How can I avoid diverted profits tax risk as a Dubai agency founder?
To avoid DPT risk, you need genuine economic substance in Dubai: a physical office, local employees, local bank accounts, and board meetings held in Dubai. You also need to become non-UK resident by passing the Statutory Residence Test, which typically means spending fewer than 16 days per tax year in the UK. Your contracts, client relationships, and key decisions should all be managed from Dubai, not from the UK.
What are the red flags that trigger an HMRC investigation into a Dubai agency?
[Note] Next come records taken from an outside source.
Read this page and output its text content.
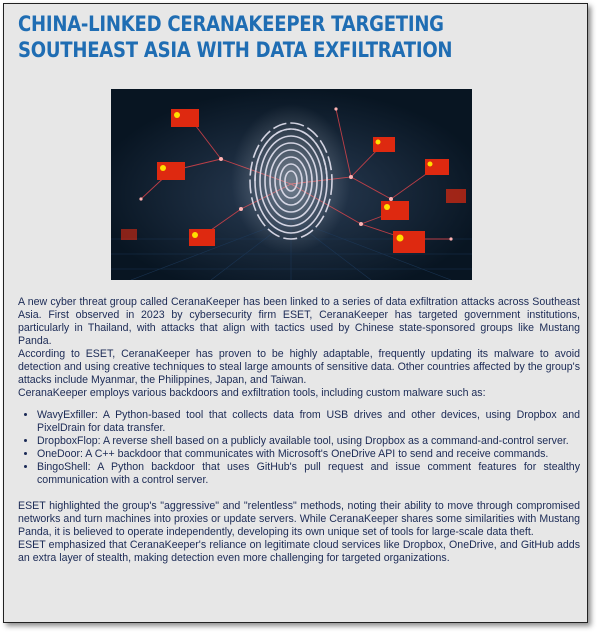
CHINA-LINKED CERANAKEEPER TARGETING SOUTHEAST ASIA WITH DATA EXFILTRATION

A new cyber threat group called CeranaKeeper has been linked to a series of data exfiltration attacks across Southeast Asia. First observed in 2023 by cybersecurity firm ESET, CeranaKeeper has targeted government institutions, particularly in Thailand, with attacks that align with tactics used by Chinese state-sponsored groups like Mustang Panda.

According to ESET, CeranaKeeper has proven to be highly adaptable, frequently updating its malware to avoid detection and using creative techniques to steal large amounts of sensitive data. Other countries affected by the group's attacks include Myanmar, the Philippines, Japan, and Taiwan.

CeranaKeeper employs various backdoors and exfiltration tools, including custom malware such as:

• WavyExfiller: A Python-based tool that collects data from USB drives and other devices, using Dropbox and PixelDrain for data transfer.
• DropboxFlop: A reverse shell based on a publicly available tool, using Dropbox as a command-and-control server.
• OneDoor: A C++ backdoor that communicates with Microsoft's OneDrive API to send and receive commands.
• BingoShell: A Python backdoor that uses GitHub's pull request and issue comment features for stealthy communication with a control server.

ESET highlighted the group's "aggressive" and "relentless" methods, noting their ability to move through compromised networks and turn machines into proxies or update servers. While CeranaKeeper shares some similarities with Mustang Panda, it is believed to operate independently, developing its own unique set of tools for large-scale data theft.

ESET emphasized that CeranaKeeper's reliance on legitimate cloud services like Dropbox, OneDrive, and GitHub adds an extra layer of stealth, making detection even more challenging for targeted organizations.
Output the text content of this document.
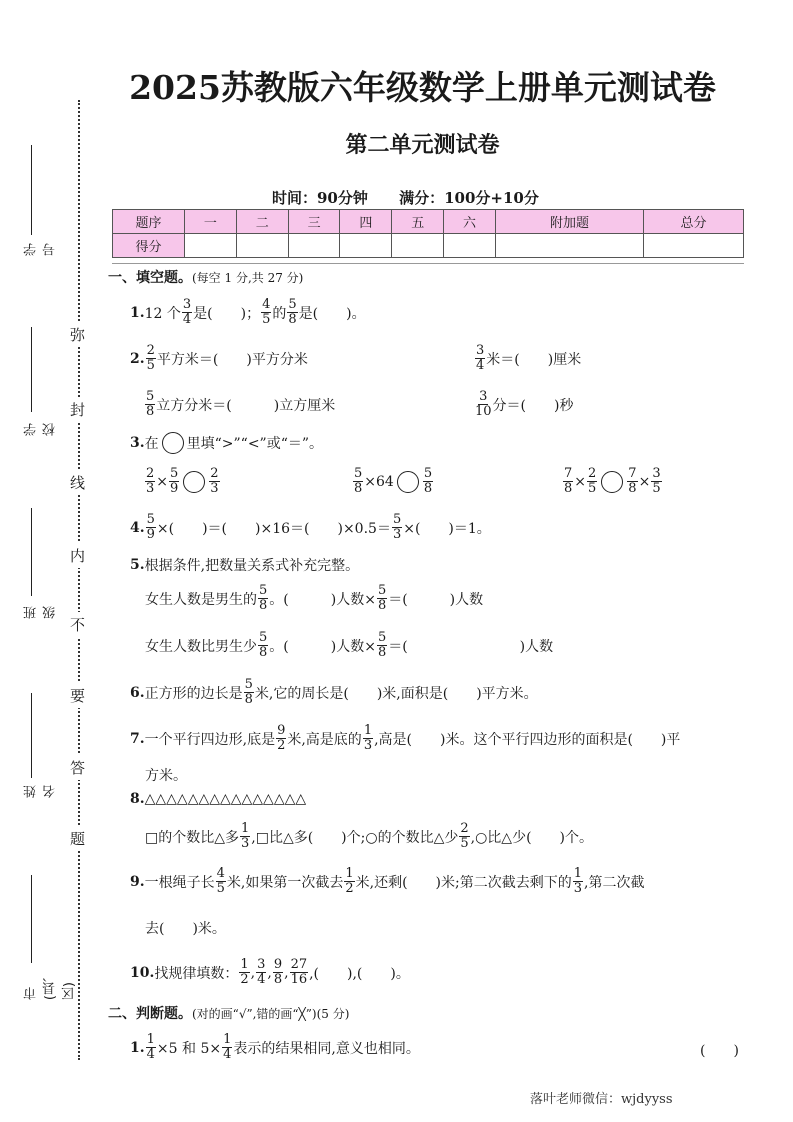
2025苏教版六年级数学上册单元测试卷
第二单元测试卷
时间：90分钟 满分：100分+10分
题序	一	二	三	四	五	六	附加题	总分
得分								
弥
封
线
内
不
要
答
题
学号
学校
班级
姓名
市(县、区)
一、填空题。(每空 1 分,共 27 分)
1. 12 个 $\frac{3}{4}$ 是(　　)； $\frac{4}{5}$ 的 $\frac{5}{8}$ 是(　　)。
2. $\frac{2}{5}$ 平方米＝(　　)平方分米	$\frac{3}{4}$ 米＝(　　)厘米
$\frac{5}{8}$ 立方分米＝(　　　)立方厘米	$\frac{3}{10}$ 分＝(　　)秒
3. 在 里填“>”“<”或“＝”。
$\frac{2}{3} \times \frac{5}{9} \frac{2}{3}$	$\frac{5}{8} \times 64 \frac{5}{8}$	$\frac{7}{8} \times \frac{2}{5} \frac{7}{8} \times \frac{3}{5}$
4. $\frac{5}{9}$ ×(　　)＝(　　)×16＝(　　)$\times 0.5= \frac{5}{3}$ ×(　　)＝1。
5. 根据条件,把数量关系式补充完整。
女生人数是男生的 $\frac{5}{8}$ 。(　　　)人数× $\frac{5}{8}$ ＝(　　　)人数
女生人数比男生少 $\frac{5}{8}$ 。(　　　)人数× $\frac{5}{8}$ ＝(　　　　　　　　)人数
6. 正方形的边长是 $\frac{5}{8}$ 米,它的周长是(　　)米,面积是(　　)平方米。
7. 一个平行四边形,底是 $\frac{9}{2}$ 米,高是底的 $\frac{1}{3}$ ,高是(　　)米。这个平行四边形的面积是(　　)平
方米。
8. △△△△△△△△△△△△△△△
□的个数比△多 $\frac{1}{3}$ ,□比△多(　　)个;○的个数比△少 $\frac{2}{5}$ ,○比△少(　　)个。
9. 一根绳子长 $\frac{4}{5}$ 米,如果第一次截去 $\frac{1}{2}$ 米,还剩(　　)米;第二次截去剩下的 $\frac{1}{3}$ ,第二次截
去(　　)米。
10. 找规律填数： $\frac{1}{2}$ , $\frac{3}{4}$ , $\frac{9}{8}$ , $\frac{27}{16}$ ,(　　),(　　)。
二、判断题。(对的画“√”,错的画“╳”)(5 分)
1. $\frac{1}{4} \times 5$ 和 $5\times \frac{1}{4}$ 表示的结果相同,意义也相同。	(　　)
落叶老师微信：wjdyyss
Common red flags include: the founder spending significant time in the UK while claiming non-residence, the founder having a UK home or family ties, UK clients being sourced and serviced from the UK, the Dubai company having no physical office or local employees, and contracts being signed in the UK. HMRC also looks at travel records, banking data, and property registries under international information-sharing agreements.
Can I keep my UK company and also run a Dubai agency?
Yes, but the two companies must be genuinely separate. They should not share staff, bank accounts, or intellectual property. Any transactions between them must be at arm's length prices. If the two companies look like one business split across two jurisdictions, HMRC will treat them that way and may apply DPT to profits it considers should have been taxed in the UK.